NOT: Muhammed Ali Cinnah liderliğindeki Müslüman Birliği’nin harekete geçmesi sonucu 14.8.1947’de Pakistan kuruldu. Pakistan’ın , İngiltere tarafından tayin edilen ilk Genel Valisi Muhammed Ali Cinnah (25.12.1876’de doğdu-11.9.1948’de bir suikast sonucu hayatını kaybetti.) Müslüman gelenekten gele düşünceye sahib, İngiltere’ye yakın, Liberal, Seküler biri idi. İngiltere’de Hukuk eğitimi alan Cinnah’ın karşısında Aynı dönemde Hindistanda yine İngiltere’de Hukuk eğitimi alan Gandi (2.10.1869-30.1.1948)  vardı. Mahatma GandhiHindistan’ın bağımsızlık mücadelesinin manevi lideri ve Hindistan Ulusal Kongresi’nin en etkili figürüydü. Ancak, siyasi bir görev almadı. GandiYeni Delhi’de, Hindu milliyetçisi Nathuram Godse tarafından suikast sonucu öldürüldü. Hindistan, 26.1.1950’de cumhuriyet olduğunda Rajendra Prasad ((26.1.1950-14.5.1962) ilk Cumhurbaşkanı seçildi. 1947-1950 arasında Geçici Parlamento’nun başkanıydı. Gandi’den Sonra  Jawaharlal Nehru (15.8.1947-27.5.1964) başa geçti.
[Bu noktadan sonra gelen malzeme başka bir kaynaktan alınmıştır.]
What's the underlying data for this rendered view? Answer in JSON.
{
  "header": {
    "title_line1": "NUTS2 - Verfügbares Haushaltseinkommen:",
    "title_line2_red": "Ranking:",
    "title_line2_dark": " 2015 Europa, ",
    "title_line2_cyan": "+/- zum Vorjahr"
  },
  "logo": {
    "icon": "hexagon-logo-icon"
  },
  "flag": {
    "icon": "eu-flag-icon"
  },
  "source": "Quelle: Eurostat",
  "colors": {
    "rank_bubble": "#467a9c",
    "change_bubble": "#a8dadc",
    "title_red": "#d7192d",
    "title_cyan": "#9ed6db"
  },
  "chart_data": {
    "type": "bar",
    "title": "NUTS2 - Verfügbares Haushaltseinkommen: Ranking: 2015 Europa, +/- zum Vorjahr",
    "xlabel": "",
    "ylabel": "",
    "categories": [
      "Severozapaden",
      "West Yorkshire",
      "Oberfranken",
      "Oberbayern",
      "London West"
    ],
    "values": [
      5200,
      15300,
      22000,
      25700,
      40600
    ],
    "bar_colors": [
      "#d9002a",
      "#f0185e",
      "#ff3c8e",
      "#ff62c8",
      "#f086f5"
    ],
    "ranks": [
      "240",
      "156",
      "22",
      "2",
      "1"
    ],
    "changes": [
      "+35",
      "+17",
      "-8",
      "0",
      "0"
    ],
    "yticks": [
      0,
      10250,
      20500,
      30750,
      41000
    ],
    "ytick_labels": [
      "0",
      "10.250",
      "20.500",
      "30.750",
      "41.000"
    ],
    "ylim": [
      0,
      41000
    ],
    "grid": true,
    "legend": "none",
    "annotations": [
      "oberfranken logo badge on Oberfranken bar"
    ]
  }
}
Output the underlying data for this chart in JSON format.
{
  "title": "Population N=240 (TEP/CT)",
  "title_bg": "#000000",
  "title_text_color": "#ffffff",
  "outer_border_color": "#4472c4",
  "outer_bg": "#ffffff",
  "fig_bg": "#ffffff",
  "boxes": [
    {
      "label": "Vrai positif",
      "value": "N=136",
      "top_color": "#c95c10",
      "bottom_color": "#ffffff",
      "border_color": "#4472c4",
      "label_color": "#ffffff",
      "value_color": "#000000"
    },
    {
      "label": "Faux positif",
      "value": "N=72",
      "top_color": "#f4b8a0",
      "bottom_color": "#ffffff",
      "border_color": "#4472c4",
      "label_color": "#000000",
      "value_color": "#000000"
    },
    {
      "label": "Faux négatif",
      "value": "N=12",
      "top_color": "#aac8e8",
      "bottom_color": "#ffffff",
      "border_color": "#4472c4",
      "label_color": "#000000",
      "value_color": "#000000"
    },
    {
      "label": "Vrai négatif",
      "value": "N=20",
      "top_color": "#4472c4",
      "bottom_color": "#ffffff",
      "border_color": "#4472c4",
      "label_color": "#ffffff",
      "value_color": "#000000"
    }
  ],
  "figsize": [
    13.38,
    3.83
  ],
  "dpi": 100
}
Doğu Pakistan (Bengal’ce konuşan Müslüman çoğunluk), nüfus olarak daha büyük olmasına rağmen, Batı Pakistan (Urdu ve Pencabi ağırlıklı) siyasi ve ekonomik gücü elinde tutuyordu. Buna dil sorunu da eklenince 1952’de Resmi dil tartışması başladıı. 1970 genel seçimlerinde, Doğu’da Şeyh Mucibur Rahman liderliğindeki Awami Birliği Pakistan Ulusal Meclisi’nde çoğunluğu kazandı. Ancak Batı Pakistan’daki elitler, Mucibur Rahman’ın başbakanlığına izin vermedi, bu da krizi derinleştirdi. 25 Mart 1971’de Pakistan ordusu harekete geçti. 300.000’den daha fazla kişinin hayatını kaybettiği ileri sürülen olayların ardından 10 Milyon mülteci bölgelerinden göç etmek zorunda kaldı. 16 Aralık 1971’ de Bağımsız Bangladeş Halk Cumhuriyeti  kuruldu. Mucibur Rahman, ilk devlet başkanı oldu. Pakistan’da da, ülke Zülfikar Ali Butto Cumhurbaşkanlığında yeniden yapılandı. Pakistan, 1947-1956 arasında bir Britanya Dominyonu olduğu için devlet başkanı Genel Vali unvanıyla görev yaptı. Pakistan’ın İlk Başbakanı Liaquat Ali Khan (14 Ağustos 1947 – 16 Ekim 1951), Cinnah döneminde ve sonrasında Pakistan’ın yürütme lideriydi. Khan da 1951’de suikast sonucu öldürüldü. Pakistan, 23 Mart 1956’da cumhuriyet olduğunda İskender Mirza ilk Cumhurbaşkanı olarak göreve başladı. Pakistanın resmi dili bugün hala İngilizce ve Urduca’dır. Ülkede 70’den fazla dil konuşulur. Hindistanda da ise 100’e yakın dil konuşulur. Din olarak %10’dan daha fazla sosyolojik tabana sahip olanlar Hinduizm %79.8 ve İslam %+-15.. Diğerleri Hristiyanlık, Sih, Budizm,  Caynizm, Zerdüşlük, Behailik, Yerli (Adivasi) dinleri: Santal, Gond, Sarna, Khasi, Munda gibi kabile dinleri.. Brahmanlar, kast sisteminin en üstünde yer alırlar. Bunları Kşatriyalar: Savaşçılar ve yöneticiler. Vaisyalar: Tüccarlar ve çiftçiler. Sudralar: İşçiler’dir.. Ayrıca, “Dokunulmazlar” (Dalitler) kast sisteminin dışında yer alır.